TEMPO.CO, Medan - Gubernur Sumatera Utara Gatot Pujo Nugroho dituduh memanfaatkan bantuan dana bansos untuk mendongkrak suaranya agar bisa menang dalam pemilihan gubernur 2013. Ini membuat bantuan dana membengkak dan banyak yang tidak sesuai dengan peruntukan.
Menurut salah seorang anggota legislatif Sumatera Utara periode 2009-2014, daerah akan menerima dana bantuan dalam jumlah besar asalkan mau berkomitmen dengan gubernur saat itu, Gatot Pujo Nugroho. Wali kota atau bupati harus memenangkan politikus Partai Keadilan Sejahtera tersebut, yang merupakan calon inkumben dalam pemilihan gubernur-wakil gubernur 2013. Gatot berpasangan dengan Tengku Erry Nuradi dari Partai NasDem. (Baca: Ini Aliran Dana Bansos Gubernur Sumatera Utara)
Lantaran banyak yang mau berkomitmen, kata sumber tadi, akhirnya Gatot menaikkan jumlah dana bantuan dari yang awalnya ditetapkan bersama DPRD sebesar Rp 1,3 triliun menjadi Rp 2,8 triliun. "Dari dana itu, daerah juga setor 6-10 persen. Mungkin untuk biaya kampanye gubernur inkumben," ujar sumber tersebut.
Anggota Dewan Perwakilan Rakyat Daerah Sumatera Utara, Sutrisno Pangaribuan, mengatakan memang ada keanehan saat pengucuran dana total senilai Rp 2,8 triliun tersebut. "Dari mana itu yang Rp 1,5 triliun?" kata politikus Partai Demokrasi Indonesia Perjuangan ini. (Baca: Gatot Ingin Kasus Bansos di Kejaksaan Diambil Alih KPK)
Kuasa hukum Gatot, Razman Arief Nasution, membantah adanya korupsi dana bantuan sosial. Ia mengatakan pemerintah Sumatera Utara mendapat predikat wajar tanpa pengecualian oleh BPK pada 2014. Karena itu, dia heran bila Kejaksaan tetap melanjutkan penyidikan atas penemuan pada 2012-2013. "Ini kan sudah clear, kok, malah ditanya sekarang sama Kejaksaan," tutur Razman.
Dana bantuan daerah bawahan (BDB) Provinsi Sumatera Utara tahun anggaran 2012-2013 sedang ditelisik Kejaksaan Agung.

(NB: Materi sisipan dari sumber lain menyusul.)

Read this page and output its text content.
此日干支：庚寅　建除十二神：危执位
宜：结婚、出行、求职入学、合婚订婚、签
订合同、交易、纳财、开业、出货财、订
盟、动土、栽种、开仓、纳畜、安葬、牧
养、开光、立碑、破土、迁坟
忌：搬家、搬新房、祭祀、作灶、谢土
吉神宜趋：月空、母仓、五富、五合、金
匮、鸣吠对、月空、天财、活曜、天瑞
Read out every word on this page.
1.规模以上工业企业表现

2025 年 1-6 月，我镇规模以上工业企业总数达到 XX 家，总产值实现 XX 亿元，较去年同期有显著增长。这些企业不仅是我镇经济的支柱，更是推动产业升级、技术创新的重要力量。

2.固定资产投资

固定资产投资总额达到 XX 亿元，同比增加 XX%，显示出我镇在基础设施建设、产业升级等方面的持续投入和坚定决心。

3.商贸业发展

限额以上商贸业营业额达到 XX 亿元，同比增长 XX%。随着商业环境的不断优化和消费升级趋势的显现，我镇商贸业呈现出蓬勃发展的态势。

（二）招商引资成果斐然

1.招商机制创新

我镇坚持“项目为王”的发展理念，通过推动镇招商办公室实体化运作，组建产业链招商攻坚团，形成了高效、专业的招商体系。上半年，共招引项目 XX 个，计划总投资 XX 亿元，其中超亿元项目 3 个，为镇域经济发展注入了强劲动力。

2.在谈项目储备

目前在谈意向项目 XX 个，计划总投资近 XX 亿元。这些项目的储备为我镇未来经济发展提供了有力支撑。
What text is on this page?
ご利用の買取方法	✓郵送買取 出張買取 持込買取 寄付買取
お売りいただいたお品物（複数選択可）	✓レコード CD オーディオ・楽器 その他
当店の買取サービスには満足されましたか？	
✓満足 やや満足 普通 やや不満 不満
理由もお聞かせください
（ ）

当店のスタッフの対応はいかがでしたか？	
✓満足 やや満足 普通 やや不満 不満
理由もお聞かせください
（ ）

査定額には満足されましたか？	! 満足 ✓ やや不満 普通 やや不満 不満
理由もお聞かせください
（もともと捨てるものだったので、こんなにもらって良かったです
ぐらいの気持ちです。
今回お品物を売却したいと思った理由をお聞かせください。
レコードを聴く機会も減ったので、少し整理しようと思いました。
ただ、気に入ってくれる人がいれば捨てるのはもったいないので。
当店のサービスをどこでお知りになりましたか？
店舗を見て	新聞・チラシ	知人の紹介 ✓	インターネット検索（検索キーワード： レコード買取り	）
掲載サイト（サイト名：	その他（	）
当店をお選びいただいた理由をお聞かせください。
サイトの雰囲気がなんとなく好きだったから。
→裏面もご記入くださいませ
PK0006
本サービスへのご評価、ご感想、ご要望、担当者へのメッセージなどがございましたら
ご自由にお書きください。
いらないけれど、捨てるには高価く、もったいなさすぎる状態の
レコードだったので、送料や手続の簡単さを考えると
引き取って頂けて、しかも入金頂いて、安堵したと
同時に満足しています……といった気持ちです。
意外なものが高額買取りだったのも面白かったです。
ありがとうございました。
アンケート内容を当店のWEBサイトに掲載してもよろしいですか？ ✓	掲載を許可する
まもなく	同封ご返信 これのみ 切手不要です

Kejaksaan menduga ada penyimpangan hukum dalam penggelontoran dana senilai Rp 2,8 triliun itu. (Lihat Video: Kronologi Kasus Suap Yang Menyeret Gatot Dan Istri Mudanya)
Sutrisno menilai besaran dana bantuan tersebut tidak sesuai dengan peruntukan. Sebab, daerah yang sudah kaya, seperti Asahan, justru mendapat dana bantuan besar. Pada 2012, Asahan mendapat dana bantuan Rp 143,842 miliar. Setahun kemudian meningkat hingga 296 persen atau sebesar Rp 425,662 miliar.
Dia membandingkan dengan Nias Barat yang miskin tapi hanya mendapat bantuan sedikit. Pada 2012, Nias Barat mendapat kucuran dana bantuan sebesar Rp 2,093 miliar. Pada 2013, bantuan ke Nias Barat turun menjadi Rp 1,3 miliar.
Padahal, kata Sutrisno, alokasi dana bantuan seharusnya menyesuaikan dengan jumlah penduduk, tingkat kesejahteraan masyarakat, dan kemajuan daerah. Dia menduga Asahan mendapat alokasi dana bantuan jumbo karena, saat pemilihan gubernur 2013, pasangan Gatot-Erry mendulang suara 42,70 persen. Sedangkan di Nias Barat, Gatot-Erry hanya memperoleh 7,75 persen suara. (Baca: Korupsi Bansos Sumut, BPK Temukan Banyak Kejanggalan)
Wakil Gubernur Sumatera Utara Tengku Erry Nuradi mengakui belum ada aturan jelas dalam pengucuran dana bantuan daerah bawahan. Menurut dia, seharusnya terdapat peraturan gubernur atau peraturan daerah untuk menentukan penerima dan syarat-syaratnya. "Saya pernah mengingatkan, tapi sampai sekarang belum dibuat," ucap Erry di kantor Badan Perencanaan Pembangunan Daerah Sumatera Utara, Medan, kemarin.
Ketua Citra Keadilan Hamdani Harahap mengatakan pembagian dana bantuan daerah bawahan tidak jelas indikator atau parameternya. “Kebijakan dana BDB apakah berdasarkan jumlah penduduk, luas wilayah, atau kekayaan alam daerah?” tanya Hamdani.